Arabica coffee prices for July (KCN25) fell by 3.31% to a 5-month low, while robusta coffee (RMN25) dropped 6.97% to a 1-year low, driven by improved supply forecasts in Brazil. As of June 11, Brazil’s coffee harvest is 35% complete, matching the 5-year average but slightly below last year’s 37%. Notably, 49% of the robusta and 26% of the arabica harvests are complete, although heavy rains have slowed arabica collection.
Brazil’s coffee exports saw a significant decline, with May green coffee exports falling 36% year-over-year to 2.8 million bags. The USDA’s Foreign Agricultural Service forecasts a 0.5% increase in Brazil’s 2025/26 coffee production to 65 million bags and a 6.9% rise in Vietnam’s output to 31 million bags. In contrast, drought conditions in Vietnam have led to a 20% reduction in coffee production for the 2023/24 crop year.

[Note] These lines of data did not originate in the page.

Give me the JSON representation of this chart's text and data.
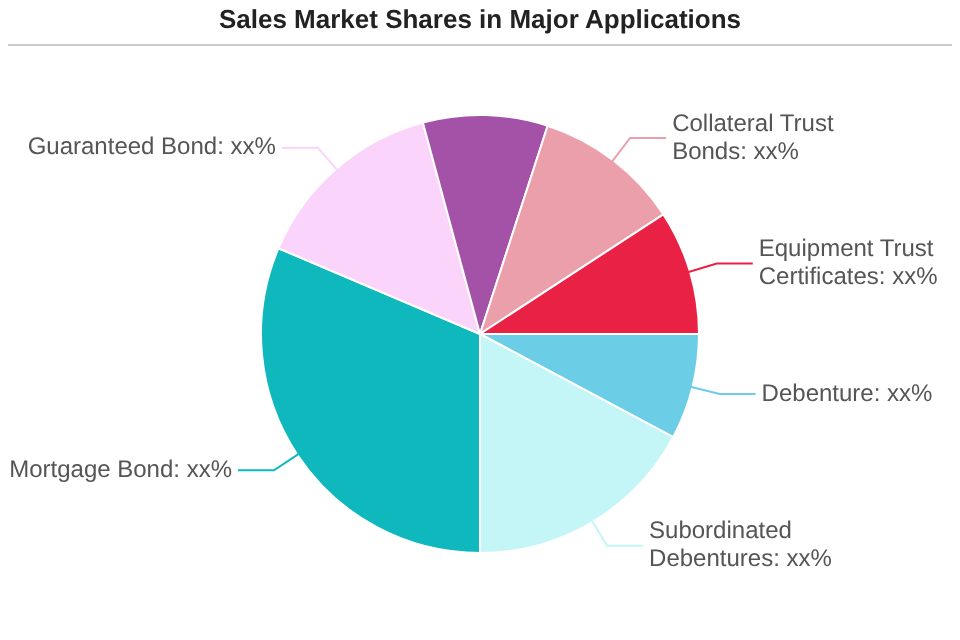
{
  "chart_data": {
    "type": "pie",
    "title": "Sales Market Shares in Major Applications",
    "categories": [
      "Debenture",
      "Subordinated Debentures",
      "Mortgage Bond",
      "Guaranteed Bond",
      null,
      "Collateral Trust Bonds",
      "Equipment Trust Certificates"
    ],
    "values": [
      7.8,
      17.2,
      31.4,
      14.4,
      9.2,
      10.8,
      9.2
    ],
    "value_labels": [
      "xx%",
      "xx%",
      "xx%",
      "xx%",
      null,
      "xx%",
      "xx%"
    ],
    "colors": [
      "#6ccde6",
      "#c4f5f7",
      "#0eb8bd",
      "#fad4fa",
      "#a352a8",
      "#eb9fab",
      "#e82145"
    ],
    "legend": false
  }
}
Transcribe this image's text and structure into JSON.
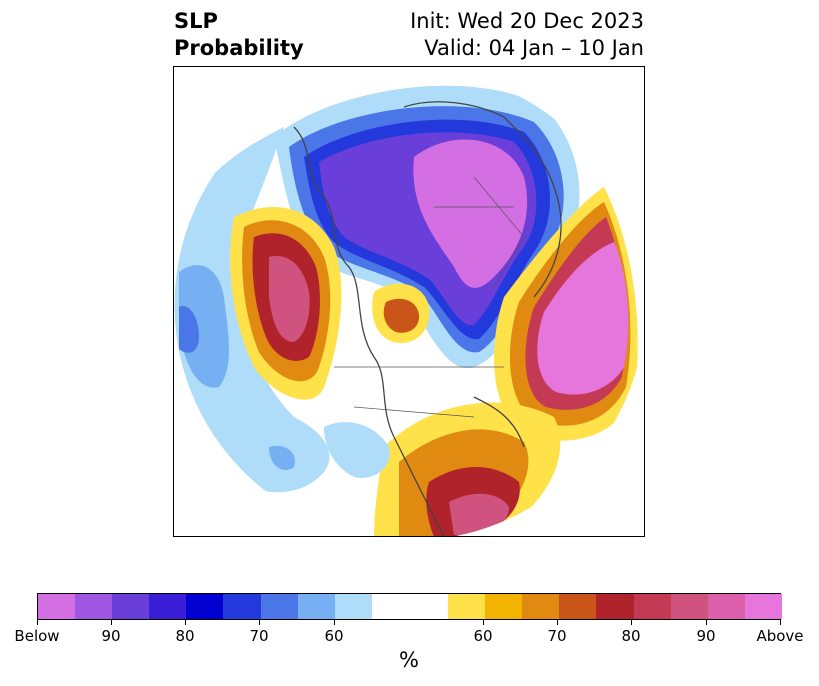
{
  "header": {
    "title_line1": "SLP",
    "title_line2": "Probability",
    "init_label": "Init: Wed 20 Dec 2023",
    "valid_label": "Valid: 04 Jan – 10 Jan"
  },
  "map": {
    "projection": "polar-stereographic-north",
    "region": "Northern Hemisphere"
  },
  "colorbar": {
    "colors": [
      "#d36ee3",
      "#9f57e3",
      "#6a3ed9",
      "#3a1dd6",
      "#0000d0",
      "#2339dc",
      "#4b76e8",
      "#76b0f2",
      "#aedcf9",
      "#ffffff",
      "#ffe24a",
      "#f2b400",
      "#e08a12",
      "#c95518",
      "#b0232a",
      "#c43a55",
      "#d0527e",
      "#dd60ad",
      "#e675dc"
    ],
    "tick_labels": [
      "Below",
      "90",
      "80",
      "70",
      "60",
      "60",
      "70",
      "80",
      "90",
      "Above"
    ],
    "unit_label": "%"
  }
}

Strong underlying support for robusta prices is linked to decreasing inventories, as ICE-monitored stocks fell to a 1-month low of 5,150 lots. Meanwhile, arabica inventories rose to a 4.5-month high at 859,389 bags, suggesting oversupply pressures despite the forecasted global arabica deficit of 8.5 million bags for the 2025/26 marketing year.